On gardera de lui cette fameuse image où, en tant que chef du gouvernement, il accueillait Mohamed Boudiaf à son retour d’exil, six mois avant son assassinat, alors que le pays était en plein tumulte, ou encore cette autre image iconique où on le voit en grande discussion avec Larbi Belkheir et le général Toufik. Mais l'on se souviendra toujours de cette phrase aussi amère que lucide : «J’ai été le harki du système».
Né à Tighennif, dans la région de Mascara, Sid Ahmed Ghozali se retrouve, dès l'indépendance, plongé dans les arcanes du pouvoir. Diplômé de l'Ecole nationale des ponts et chaussées de Paris (France), où il côtoie notamment Lionel Jospin dans les cercles estudiantins de la capitale française, il devient, dès son retour en Algérie, membre du conseil d'administration de l'organisme technique franco-algérien chargé de la mise en valeur du sous-sol saharien.
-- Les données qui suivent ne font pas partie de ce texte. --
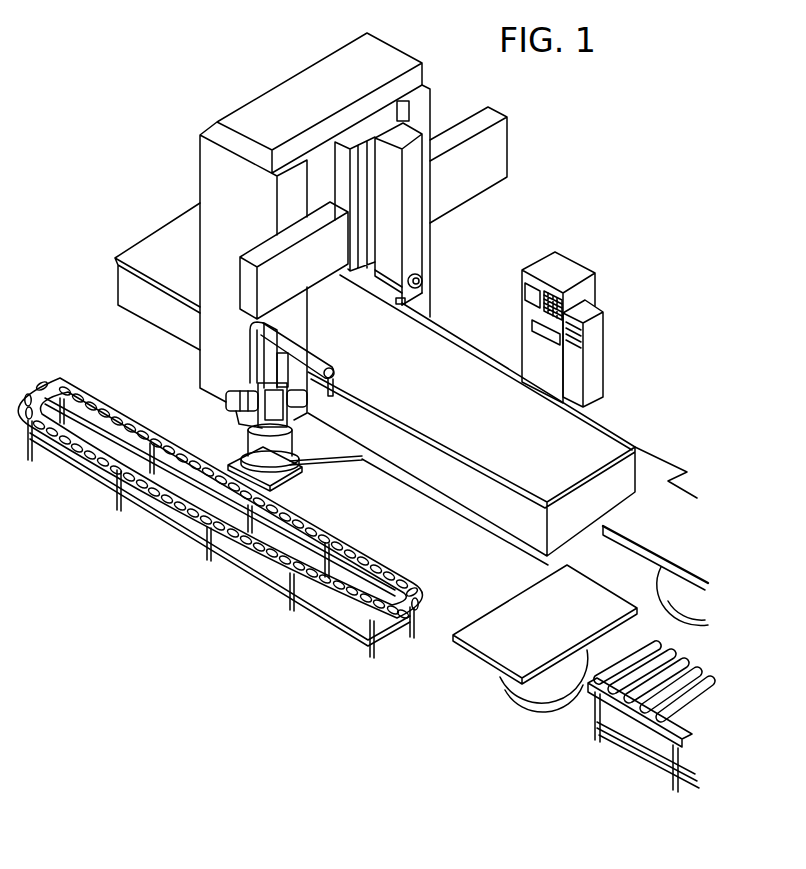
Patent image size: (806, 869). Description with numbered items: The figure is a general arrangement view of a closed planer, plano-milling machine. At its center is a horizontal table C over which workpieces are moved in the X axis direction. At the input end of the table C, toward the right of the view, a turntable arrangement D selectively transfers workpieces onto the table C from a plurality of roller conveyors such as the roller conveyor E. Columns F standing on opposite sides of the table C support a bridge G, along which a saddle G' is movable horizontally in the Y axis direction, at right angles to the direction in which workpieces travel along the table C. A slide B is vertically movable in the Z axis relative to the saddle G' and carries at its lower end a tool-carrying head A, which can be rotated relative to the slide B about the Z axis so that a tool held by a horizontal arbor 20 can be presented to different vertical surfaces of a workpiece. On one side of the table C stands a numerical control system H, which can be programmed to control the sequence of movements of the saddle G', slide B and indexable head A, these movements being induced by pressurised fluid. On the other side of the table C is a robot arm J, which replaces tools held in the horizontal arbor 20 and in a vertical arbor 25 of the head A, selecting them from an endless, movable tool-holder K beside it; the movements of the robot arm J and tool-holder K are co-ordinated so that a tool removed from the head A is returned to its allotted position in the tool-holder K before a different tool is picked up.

Parallèlement, il conseille le ministère de l'Economie sur les questions énergétiques. Rapidement, il est propulsé sous-secrétaire d'Etat aux Travaux publics en 1964, un poste qu'il doit à l'influence de Belaïd Abdeslam, sa figure tutélaire grâce à laquelle il gravit les échelons. Mais Ghozali, bien que technocrate, refuse de s'aligner docilement. Lorsque Houari Boumediène renverse Ahmed Ben Bella en 1965, il démissionne, seul membre du gouvernement à le faire, alors qu’il n’avait que 26 ans.
«Pourquoi démissionnes-tu ? Ben Bella était mon ami avant qu’il ne soit ton ami», lui avait dit le défunt Président. Et Ghozali de répondre : «Ben Bella n’était pas mon ami, il a 22 ans de plus que moi, mais il est le Président qui m’a nommé.» «Boumediène fut beau joueur en comprenant sans rancune l’impertinence du 'novice' que j’étais, dans le système du 'qui n’est pas avec nous est contre nous'», commentera plus tard Ghozali.
Poussé par Belaïd Abdessalam, il prend en 1966 la tête de Sonatrach, la compagnie nationale des hydrocarbures. Il devient ainsi l’un des artisans de la nationalisation des hydrocarbures. Cette période est également marquée par une amitié singulière avec le caricaturiste Siné, qui dessine le logo de Sonatrach et immortalise l'époque dans des croquis empreints d'ironie. En 1977, il est nommé, sans surprise, ministre de l'Energie et des Industries pétrochimiques, un poste qu'il occupe jusqu'en 1979. Mais l'arrivée au pouvoir de Chadli Bendjedid change la donne.
«J’ai révisé beaucoup de choses»
Dans sa volonté de «déboumédienniser» l'Etat, le nouveau Président le limoge après un bref passage au ministère de l'Hydraulique. Ghozali se retrouve mis à l'écart, victime des luttes intestines qui agitent le régime. «Deux semaines après, tout ce que nous avions bâti fut démantelé», confiera-t-il plus tard, précisant : «C'est à un démantèlement sec de son œuvre politique que les héritiers allaient procéder deux semaines après : coup d’arrêt à ses politiques, chasse aux hommes étiquetés comme étant 'ses hommes', changement dès février 1979 du titulaire du secteur de l’énergie, virage brutal de la politique énergétique (contrat El Paso dont l’annulation, revanche promise dix ans avant par les pétroliers français, allait nous coûter une perte sèche de 50 milliards de dollars), déstructuration de toutes les entreprises nationales saucissonnées en des centaines de tranches, élimination dans la même charrette de Belaïd Abdeslam, Abdelaziz Bouteflika et Ghozali - moi en premier du gouvernement début 1979, puis les trois exclus sans jugement du comité central du FLN en 1980 -, lancement de la campagne intitulée «Lutte contre les fléaux sociaux» qui fut une véritable chasse aux sorcières au nom du principe de la «rotation des cadres».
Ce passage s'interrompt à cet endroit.